In the years leading up to our move to Peru, I spent years preparing. That is, for the greater part of 8 years, I was looking forward to an eventual move to start what I wanted to do. Of course, over those 8 years Katie and I did a lot that we loved, learned from, and felt fulfilled in, but the orientation was always forward-looking. And so it was a bit disorienting to find ourselves in Peru, finally, and think, 🤔, this is it. We’re finally here. Now what? Living in the future made “arrival” feel disorienting. Anti-climactic, even. And so, slowly, we started leaning into the present.
It’s an easy read, just 200 pages, with lots of one-line paragraphs and 3-page chapters. So it feels fast even if you’re a slow reader. Pick up a copy or borrow one from a friend and spend a few days at the beginning of this season of Lent reflecting on the practice of being radically present. Instead of withdrawing from it all, how can you be more present?
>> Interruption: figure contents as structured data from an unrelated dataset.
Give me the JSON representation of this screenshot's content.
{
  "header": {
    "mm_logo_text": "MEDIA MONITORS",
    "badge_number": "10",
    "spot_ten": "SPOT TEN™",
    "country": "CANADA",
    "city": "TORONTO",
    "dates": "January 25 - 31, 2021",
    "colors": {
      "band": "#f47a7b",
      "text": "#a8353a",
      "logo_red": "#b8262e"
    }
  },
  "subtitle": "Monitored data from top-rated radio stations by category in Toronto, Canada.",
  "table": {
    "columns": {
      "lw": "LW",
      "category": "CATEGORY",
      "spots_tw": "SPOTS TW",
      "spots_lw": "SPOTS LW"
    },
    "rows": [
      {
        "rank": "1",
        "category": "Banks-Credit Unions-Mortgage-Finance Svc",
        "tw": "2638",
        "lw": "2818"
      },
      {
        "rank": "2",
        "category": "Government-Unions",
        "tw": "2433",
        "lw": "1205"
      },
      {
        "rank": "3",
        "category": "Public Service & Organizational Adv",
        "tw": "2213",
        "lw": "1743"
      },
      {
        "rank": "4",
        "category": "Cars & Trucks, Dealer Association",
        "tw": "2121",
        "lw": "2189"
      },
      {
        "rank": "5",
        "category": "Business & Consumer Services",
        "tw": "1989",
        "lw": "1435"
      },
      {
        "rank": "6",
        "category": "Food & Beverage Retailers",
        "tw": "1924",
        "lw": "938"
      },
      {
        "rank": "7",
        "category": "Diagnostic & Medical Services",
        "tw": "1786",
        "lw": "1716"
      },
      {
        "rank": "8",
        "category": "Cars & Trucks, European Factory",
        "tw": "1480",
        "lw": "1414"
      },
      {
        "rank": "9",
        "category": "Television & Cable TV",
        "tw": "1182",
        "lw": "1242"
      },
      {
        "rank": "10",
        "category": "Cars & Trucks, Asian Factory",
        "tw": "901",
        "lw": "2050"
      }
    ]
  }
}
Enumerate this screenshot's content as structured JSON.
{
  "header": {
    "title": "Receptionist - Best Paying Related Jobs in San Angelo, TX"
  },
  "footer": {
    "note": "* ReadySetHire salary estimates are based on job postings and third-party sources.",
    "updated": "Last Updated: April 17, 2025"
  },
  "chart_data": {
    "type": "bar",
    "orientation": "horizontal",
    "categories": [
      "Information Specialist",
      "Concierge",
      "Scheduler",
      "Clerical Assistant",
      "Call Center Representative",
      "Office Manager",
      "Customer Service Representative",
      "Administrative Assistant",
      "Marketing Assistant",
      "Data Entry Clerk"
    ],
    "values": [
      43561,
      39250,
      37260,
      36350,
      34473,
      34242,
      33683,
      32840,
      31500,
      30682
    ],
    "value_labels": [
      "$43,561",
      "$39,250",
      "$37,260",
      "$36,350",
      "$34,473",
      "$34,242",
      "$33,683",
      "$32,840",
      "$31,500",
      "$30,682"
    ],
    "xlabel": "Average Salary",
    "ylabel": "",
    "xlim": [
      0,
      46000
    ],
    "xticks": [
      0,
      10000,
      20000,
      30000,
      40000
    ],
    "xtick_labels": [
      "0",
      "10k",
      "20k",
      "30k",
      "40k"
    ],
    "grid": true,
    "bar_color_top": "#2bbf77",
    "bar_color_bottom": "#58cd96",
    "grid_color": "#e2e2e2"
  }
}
How can you be here?
The book is about embracing your God-given capacity to reflect God into the world in ordinary, everyday creative work. You can call it God’s image. Call it divine breath you breathe. In the midst of suffering and joy, work and recreation, we are spiritual beings who, by being present, can experience God and people and life in life-giving ways. I’ll share just a few highlights.
All work is ultimately creative work because all of us are taking part in the ongoing creation of the world.
Not the creative type, you say? You’re just a mom? On moms:
Could anything be more connected to the ongoing creation of the world than literally, physically bringing new human beings into existence and then nurturing that new life as it’s shaped and formed?
To my accountant friends, he talks about accountants as creatives, too.
Four spiritual diseases:
Boredom. Cynicism. Despair. Comparison.
Think about your day yesterday. Do you suffer from any of these?